I did take videos yesterday doing a .090 crush, but I have to get time to upload them on YT. I took a second video that showed the "slip" of the second roller, and there's less slip than I expected, but it is there. Afterward, I had to re-crush at .080 because again I wasn't thrilled with the crush, so that will undoubtedly slow it even more. What I remembered about timing on my old .105 gap was probably pretty close, but .090 did slow it considerably. I had no choice since thi s bag of Vienna I have has a lot of smaller kernels.

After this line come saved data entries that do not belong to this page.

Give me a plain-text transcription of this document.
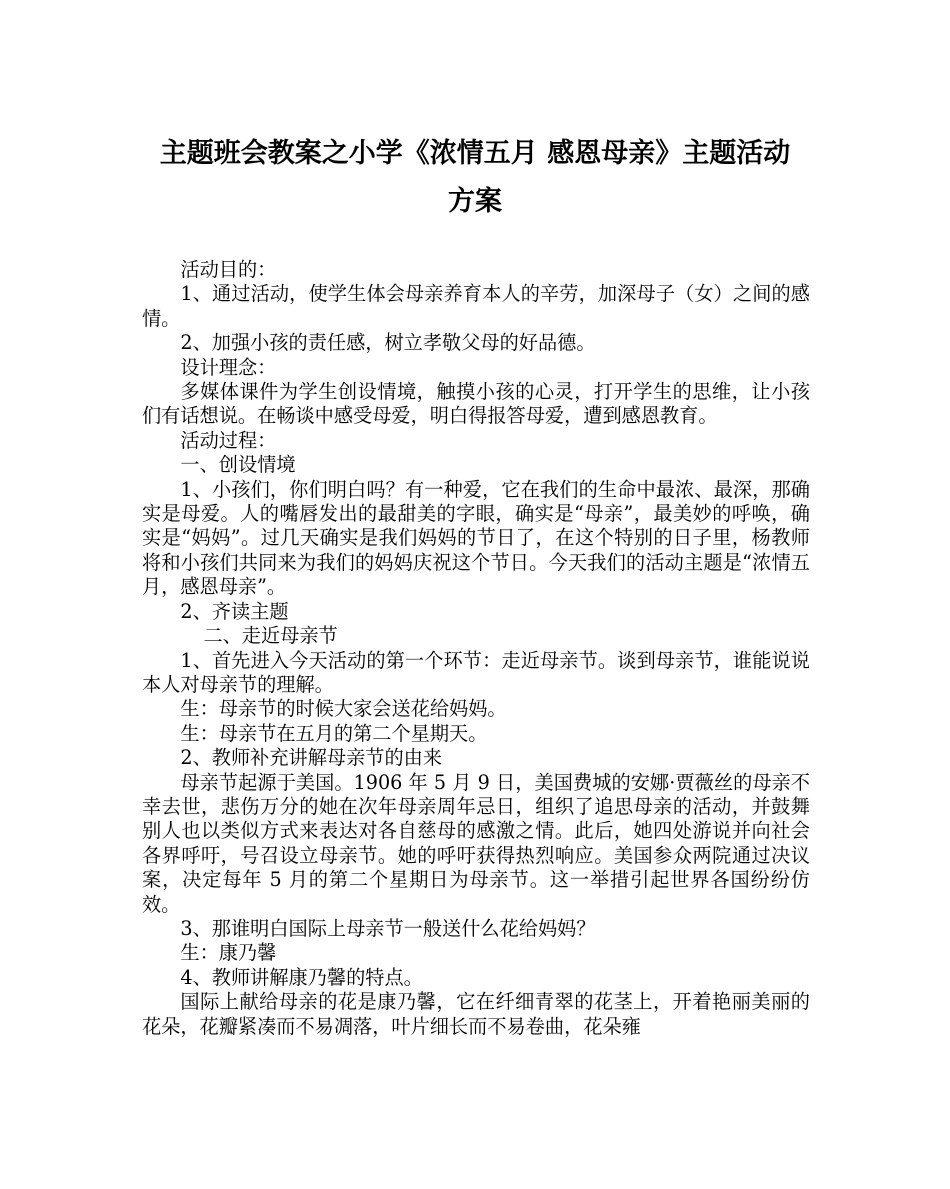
主题班会教案之小学《浓情五月 感恩母亲》主题活动
方案

活动目的：

1、通过活动，使学生体会母亲养育本人的辛劳，加深母子（女）之间的感情。

2、加强小孩的责任感，树立孝敬父母的好品德。

设计理念：

多媒体课件为学生创设情境，触摸小孩的心灵，打开学生的思维，让小孩们有话想说。在畅谈中感受母爱，明白得报答母爱，遭到感恩教育。

活动过程：

一、创设情境

1、小孩们，你们明白吗？有一种爱，它在我们的生命中最浓、最深，那确实是母爱。人的嘴唇发出的最甜美的字眼，确实是“母亲”，最美妙的呼唤，确实是“妈妈”。过几天确实是我们妈妈的节日了，在这个特别的日子里，杨教师将和小孩们共同来为我们的妈妈庆祝这个节日。今天我们的活动主题是“浓情五月，感恩母亲”。

2、齐读主题

二、走近母亲节

1、首先进入今天活动的第一个环节：走近母亲节。谈到母亲节，谁能说说本人对母亲节的理解。

生：母亲节的时候大家会送花给妈妈。

生：母亲节在五月的第二个星期天。

2、教师补充讲解母亲节的由来

母亲节起源于美国。1906 年 5 月 9 日，美国费城的安娜·贾薇丝的母亲不幸去世，悲伤万分的她在次年母亲周年忌日，组织了追思母亲的活动，并鼓舞别人也以类似方式来表达对各自慈母的感激之情。此后，她四处游说并向社会各界呼吁，号召设立母亲节。她的呼吁获得热烈响应。美国参众两院通过决议案，决定每年 5 月的第二个星期日为母亲节。这一举措引起世界各国纷纷仿效。

3、那谁明白国际上母亲节一般送什么花给妈妈？

生：康乃馨

4、教师讲解康乃馨的特点。

国际上献给母亲的花是康乃馨，它在纤细青翠的花茎上，开着艳丽美丽的花朵，花瓣紧凑而不易凋落，叶片细长而不易卷曲，花朵雍
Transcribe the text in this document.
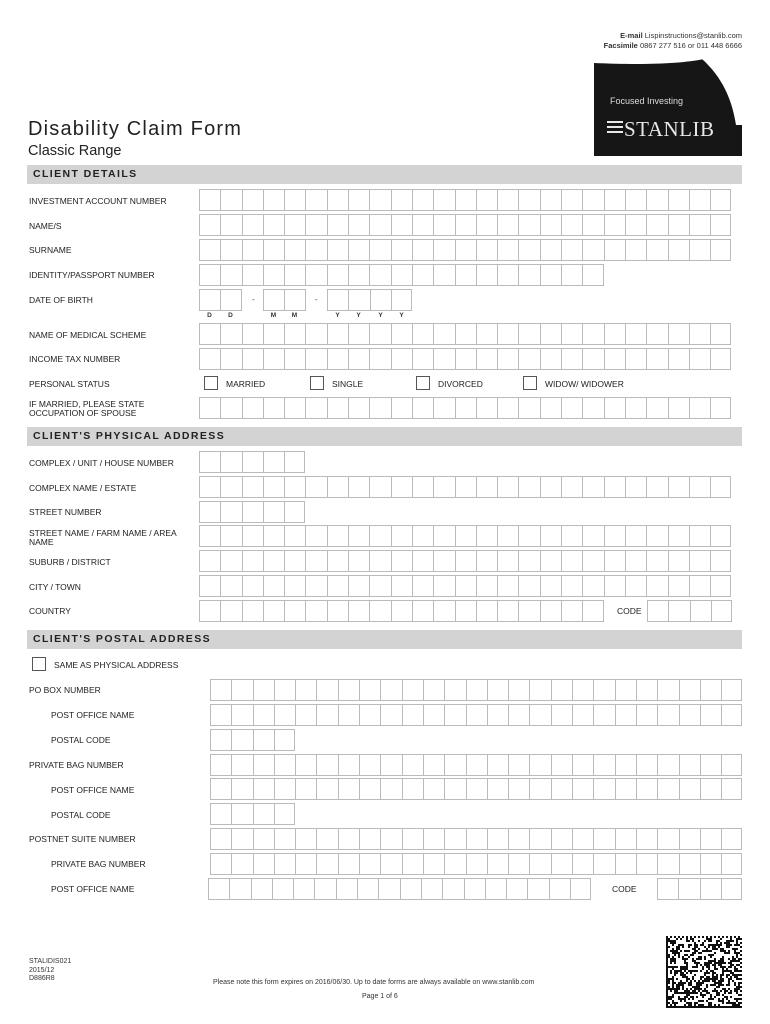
E-mail Lispinstructions@stanlib.com
Facsimile 0867 277 516 or 011 448 6666
Focused Investing
STANLIB
Disability Claim Form
Classic Range
CLIENT DETAILS
INVESTMENT ACCOUNT NUMBER
NAME/S
SURNAME
IDENTITY/PASSPORT NUMBER
DATE OF BIRTH	-	-
D	D	M	M	Y	Y	Y	Y
NAME OF MEDICAL SCHEME
INCOME TAX NUMBER
PERSONAL STATUS	MARRIED	SINGLE	DIVORCED	WIDOW/ WIDOWER
IF MARRIED, PLEASE STATE
OCCUPATION OF SPOUSE
CLIENT'S PHYSICAL ADDRESS
COMPLEX / UNIT / HOUSE NUMBER
COMPLEX NAME / ESTATE
STREET NUMBER
STREET NAME / FARM NAME / AREA
NAME
SUBURB / DISTRICT
CITY / TOWN
COUNTRY	CODE
CLIENT'S POSTAL ADDRESS
SAME AS PHYSICAL ADDRESS
PO BOX NUMBER
POST OFFICE NAME
POSTAL CODE
PRIVATE BAG NUMBER
POST OFFICE NAME
POSTAL CODE
POSTNET SUITE NUMBER
PRIVATE BAG NUMBER
POST OFFICE NAME	CODE
STALIDIS021
2015/12
D886R8
Please note this form expires on 2016/06/30. Up to date forms are always available on www.stanlib.com
Page 1 of 6
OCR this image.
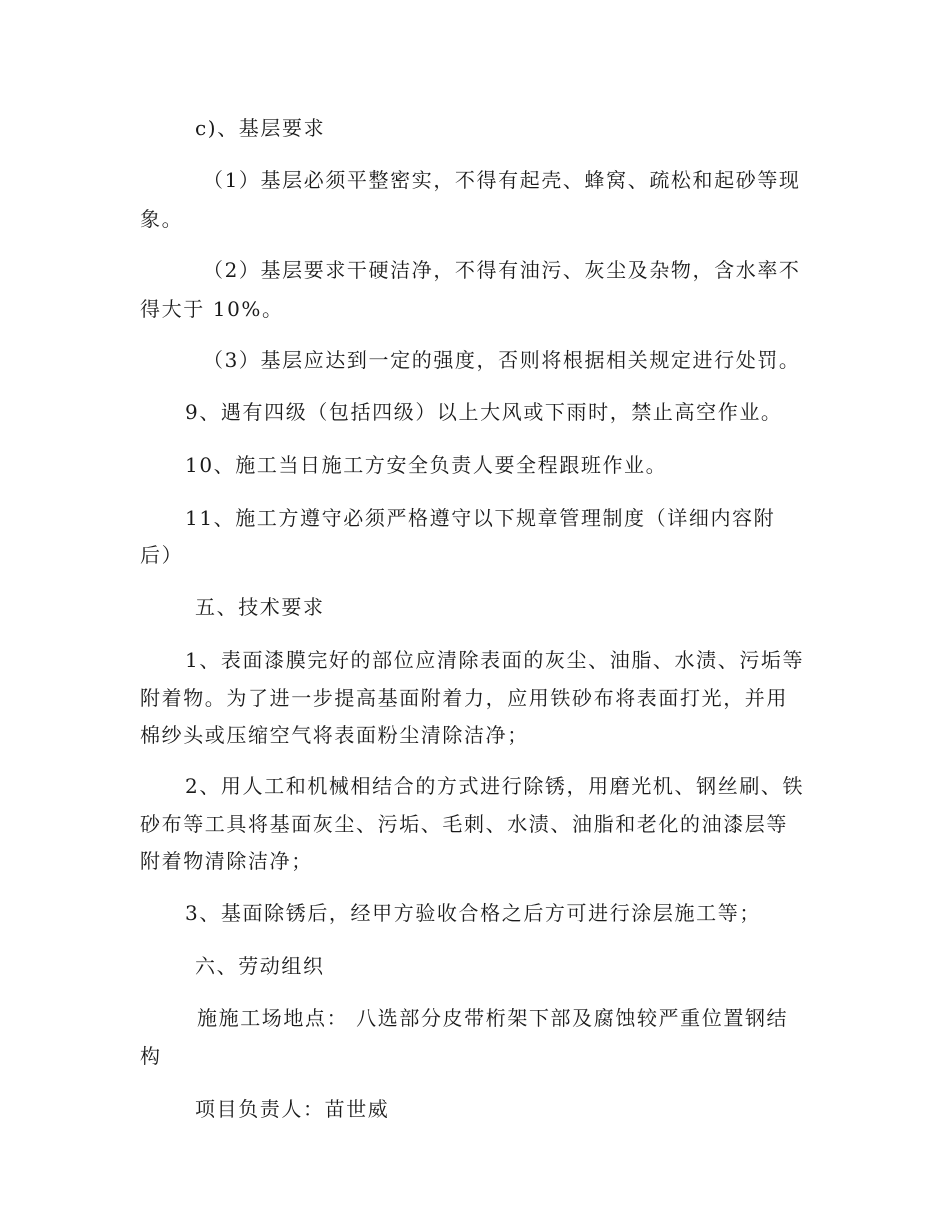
c)、基层要求
（1）基层必须平整密实，不得有起壳、蜂窝、疏松和起砂等现
象。
（2）基层要求干硬洁净，不得有油污、灰尘及杂物，含水率不
得大于 10%。
（3）基层应达到一定的强度，否则将根据相关规定进行处罚。
9、遇有四级（包括四级）以上大风或下雨时，禁止高空作业。
10、施工当日施工方安全负责人要全程跟班作业。
11、施工方遵守必须严格遵守以下规章管理制度（详细内容附
后）
五、技术要求
1、表面漆膜完好的部位应清除表面的灰尘、油脂、水渍、污垢等
附着物。为了进一步提高基面附着力，应用铁砂布将表面打光，并用
棉纱头或压缩空气将表面粉尘清除洁净；
2、用人工和机械相结合的方式进行除锈，用磨光机、钢丝刷、铁
砂布等工具将基面灰尘、污垢、毛刺、水渍、油脂和老化的油漆层等
附着物清除洁净；
3、基面除锈后，经甲方验收合格之后方可进行涂层施工等；
六、劳动组织
施施工场地点： 八选部分皮带桁架下部及腐蚀较严重位置钢结
构
项目负责人：苗世威
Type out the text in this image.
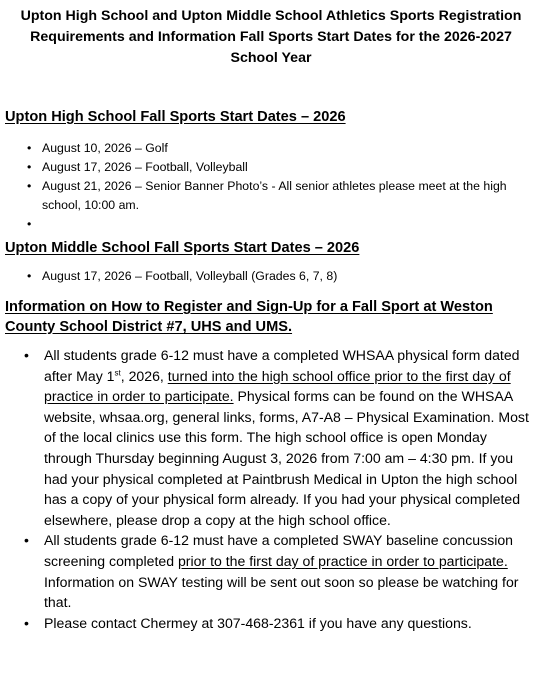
Upton High School and Upton Middle School Athletics Sports Registration Requirements and Information Fall Sports Start Dates for the 2026-2027 School Year
Upton High School Fall Sports Start Dates – 2026
• August 10, 2026 – Golf
• August 17, 2026 – Football, Volleyball
• August 21, 2026 – Senior Banner Photo’s - All senior athletes please meet at the high school, 10:00 am.
•
Upton Middle School Fall Sports Start Dates – 2026
• August 17, 2026 – Football, Volleyball (Grades 6, 7, 8)
Information on How to Register and Sign-Up for a Fall Sport at Weston County School District #7, UHS and UMS.
• All students grade 6-12 must have a completed WHSAA physical form dated after May 1st, 2026, turned into the high school office prior to the first day of practice in order to participate. Physical forms can be found on the WHSAA website, whsaa.org, general links, forms, A7-A8 – Physical Examination. Most of the local clinics use this form. The high school office is open Monday through Thursday beginning August 3, 2026 from 7:00 am – 4:30 pm. If you had your physical completed at Paintbrush Medical in Upton the high school has a copy of your physical form already. If you had your physical completed elsewhere, please drop a copy at the high school office.
• All students grade 6-12 must have a completed SWAY baseline concussion screening completed prior to the first day of practice in order to participate. Information on SWAY testing will be sent out soon so please be watching for that.
• Please contact Chermey at 307-468-2361 if you have any questions.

In any case, it took 46 seconds to grind 11.75# at .090. So, precisely a pound every 4 seconds. I also took a shot of the bin with that 11.75# in it and I'd guess between 30-40 pounds would go in the bin all at once. I'll post up the videos sometime after work.
 
So I’m new to the whole grain milling for brewing deal, but I do have large roller mills for feed grain. They only have one driven roller, but are laterally grooved

When they wear out they do exactly what you describe, slip, and the throughput is absolute garbage compared to new or re-cut rollers. I think if I was going to build a mini version I would keep the same design for simplicity sake and stick to laterally grooved rollers to feed product and help transfer power to the other roller

Just curious why youd use a smooth roller, are they more consistent?
 
So I’m new to the whole grain milling for brewing deal, but I do have large roller mills for feed grain. They only have one driven roller, but are laterally grooved



Just curious why youd use a smooth roller, are they more consistent?
The roller isn't completely smooth it has enough texture to grip the grain and then it gets crushed in the small gap.
Deep gnurling on the rollers would create inconsistency with the engagement of grain between the peaks and troughs of gnurling.
 
I’ve been having exactly the same problem recently and was wondering whether it was because the rollers had got a bit too worn. I read this thread about driving both rollers so tried this solution and it seems to work so far. I haven’t yet used it on a full so will report back. I’ve just used a few rubber seals (the end ones, just keep the others in play, rather than getting too close to the end.)

On my small test runs, it seems to work a treat. I guess overtime the seals may wear and break, but they are cheap to replace compared to the rollers.